Above the top 10 terms in each LDA topic are displayed. We choose the number of two clusters since choosing a higher number results in the same words displayed in two or more clusters.“love” is the word with the highest probability of occuring in topic 1, while “tablet” is the word with the highest probability of occuring in topic 2.

It seems like cluster 2 contains some words with a tecnological character (echo, screen, app, alexa, device) while cluster 1 seems related to books/reading (read, book, kindle) and positive words (love, easy).

4 Supervised machine learning

In this section we will analyse whether we can predict if the review is good, here categorized as rating 4 or 5. We will apply supervised machine learning to do so and create a binary logistic model.

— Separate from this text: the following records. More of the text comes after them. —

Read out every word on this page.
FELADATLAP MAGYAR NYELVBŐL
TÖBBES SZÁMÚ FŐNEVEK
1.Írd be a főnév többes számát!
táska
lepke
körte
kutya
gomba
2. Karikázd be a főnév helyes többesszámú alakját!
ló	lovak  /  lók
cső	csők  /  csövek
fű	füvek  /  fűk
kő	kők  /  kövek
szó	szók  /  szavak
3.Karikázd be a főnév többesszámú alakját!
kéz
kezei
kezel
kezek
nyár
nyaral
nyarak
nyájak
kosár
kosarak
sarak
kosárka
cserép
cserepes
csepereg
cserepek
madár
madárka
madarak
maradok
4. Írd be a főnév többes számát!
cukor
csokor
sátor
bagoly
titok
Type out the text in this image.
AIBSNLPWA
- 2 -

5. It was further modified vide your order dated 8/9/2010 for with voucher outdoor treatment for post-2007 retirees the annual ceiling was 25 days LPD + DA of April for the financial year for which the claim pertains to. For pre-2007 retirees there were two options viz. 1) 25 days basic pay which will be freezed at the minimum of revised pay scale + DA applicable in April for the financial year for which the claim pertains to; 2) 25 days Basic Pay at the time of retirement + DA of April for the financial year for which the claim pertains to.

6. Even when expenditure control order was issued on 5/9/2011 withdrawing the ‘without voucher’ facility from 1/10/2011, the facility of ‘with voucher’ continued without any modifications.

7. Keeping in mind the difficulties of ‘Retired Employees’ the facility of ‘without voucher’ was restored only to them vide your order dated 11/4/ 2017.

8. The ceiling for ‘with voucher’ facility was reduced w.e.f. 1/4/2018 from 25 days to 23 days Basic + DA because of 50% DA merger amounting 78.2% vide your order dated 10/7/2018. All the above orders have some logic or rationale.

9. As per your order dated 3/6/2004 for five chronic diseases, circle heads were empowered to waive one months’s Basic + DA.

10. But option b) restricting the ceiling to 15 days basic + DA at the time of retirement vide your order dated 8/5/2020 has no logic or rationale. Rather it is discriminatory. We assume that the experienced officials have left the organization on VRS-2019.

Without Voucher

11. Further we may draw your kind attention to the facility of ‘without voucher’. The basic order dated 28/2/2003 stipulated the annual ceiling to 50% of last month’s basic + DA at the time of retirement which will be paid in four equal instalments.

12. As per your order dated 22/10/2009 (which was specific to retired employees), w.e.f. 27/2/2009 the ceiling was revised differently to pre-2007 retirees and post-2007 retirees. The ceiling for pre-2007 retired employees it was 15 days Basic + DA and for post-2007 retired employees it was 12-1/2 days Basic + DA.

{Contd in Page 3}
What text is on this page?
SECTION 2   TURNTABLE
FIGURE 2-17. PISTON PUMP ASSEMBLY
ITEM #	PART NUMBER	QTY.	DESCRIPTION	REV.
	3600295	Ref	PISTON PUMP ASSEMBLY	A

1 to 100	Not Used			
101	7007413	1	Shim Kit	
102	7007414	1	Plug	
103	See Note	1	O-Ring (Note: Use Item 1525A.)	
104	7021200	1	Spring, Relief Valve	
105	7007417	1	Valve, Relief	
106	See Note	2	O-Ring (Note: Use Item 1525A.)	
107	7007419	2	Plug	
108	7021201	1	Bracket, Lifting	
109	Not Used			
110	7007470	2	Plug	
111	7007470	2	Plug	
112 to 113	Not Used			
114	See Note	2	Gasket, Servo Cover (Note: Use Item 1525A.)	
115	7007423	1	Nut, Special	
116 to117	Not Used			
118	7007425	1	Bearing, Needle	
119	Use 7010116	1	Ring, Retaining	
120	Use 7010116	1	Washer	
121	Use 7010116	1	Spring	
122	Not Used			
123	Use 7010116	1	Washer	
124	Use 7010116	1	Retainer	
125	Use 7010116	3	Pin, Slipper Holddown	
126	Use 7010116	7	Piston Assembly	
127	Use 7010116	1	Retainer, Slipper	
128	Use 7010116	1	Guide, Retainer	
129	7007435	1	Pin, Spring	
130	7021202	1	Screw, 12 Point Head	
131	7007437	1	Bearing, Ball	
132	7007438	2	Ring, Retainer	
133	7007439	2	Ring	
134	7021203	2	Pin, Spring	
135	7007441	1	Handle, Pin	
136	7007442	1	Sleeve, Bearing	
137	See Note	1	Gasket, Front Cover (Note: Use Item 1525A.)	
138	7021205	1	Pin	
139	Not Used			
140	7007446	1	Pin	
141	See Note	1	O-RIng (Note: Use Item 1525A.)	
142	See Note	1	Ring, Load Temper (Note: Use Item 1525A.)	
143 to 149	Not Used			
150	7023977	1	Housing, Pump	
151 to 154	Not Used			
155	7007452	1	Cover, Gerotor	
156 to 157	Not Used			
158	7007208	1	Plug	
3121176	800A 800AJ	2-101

We want to dig more deeply into the understading of our model. First we want to investigate which predictors there are driving the model. To do this we will check the coefficients of the models, with the largest value of Lambda.

coefs %>%
  group_by(estimate > 0) %>%
  top_n(15, abs(estimate)) %>%
  ungroup() %>%
  ggplot(aes(fct_reorder(term, estimate), estimate, fill = estimate > 0)) +
  geom_col(alpha = 0.8, show.legend = FALSE) +
  coord_flip() + geom_hline(aes(yintercept=0)) +
  labs(
    x = NULL,
    title = "Coefficients that increase/decrease probability the most"
  )

The graph above gives an overview, over which coefficients that either increase or decrease the probalitiy of the models prediction of the rating.

Further more we want to investigate the confusion matrix of the model. Here we want to make a classification, which will tell how many predictions were true.

confusion_matrix
##        
##         FALSE TRUE
##   FALSE     3   77
##   TRUE      1 1157

As the result shows us. The model could predict 1154 true out the original 1250 observations. To check the accuarcy, we choose to use the function yardstick to calculate it:

yardstick::accuracy(confusion_matrix)

As the above result shows, the model could predict 93 percent of the 4 and 5 star rated reviews.

5 Conclusion

In this project we analysied a dataset of 5.000 reviews from Amazone. First, we performed a Network Analyse were we got some insights about the connections of the words in the reviews. Next, we moved on to the NPL were we got insight in the patterns inside the dataset. In the sentiment analysis we were showed which words were positive and negative by the Bing lexicon. By using the Afinn lexicon the positive and negative were weighted.

Lastly we used Maschine Learning to predict wether a review were 4/5 stars. We got an accuracy of 93% which is pretty high. But as we saw the most reviews were given 4 or 5 stars why we could expect a high accuracy.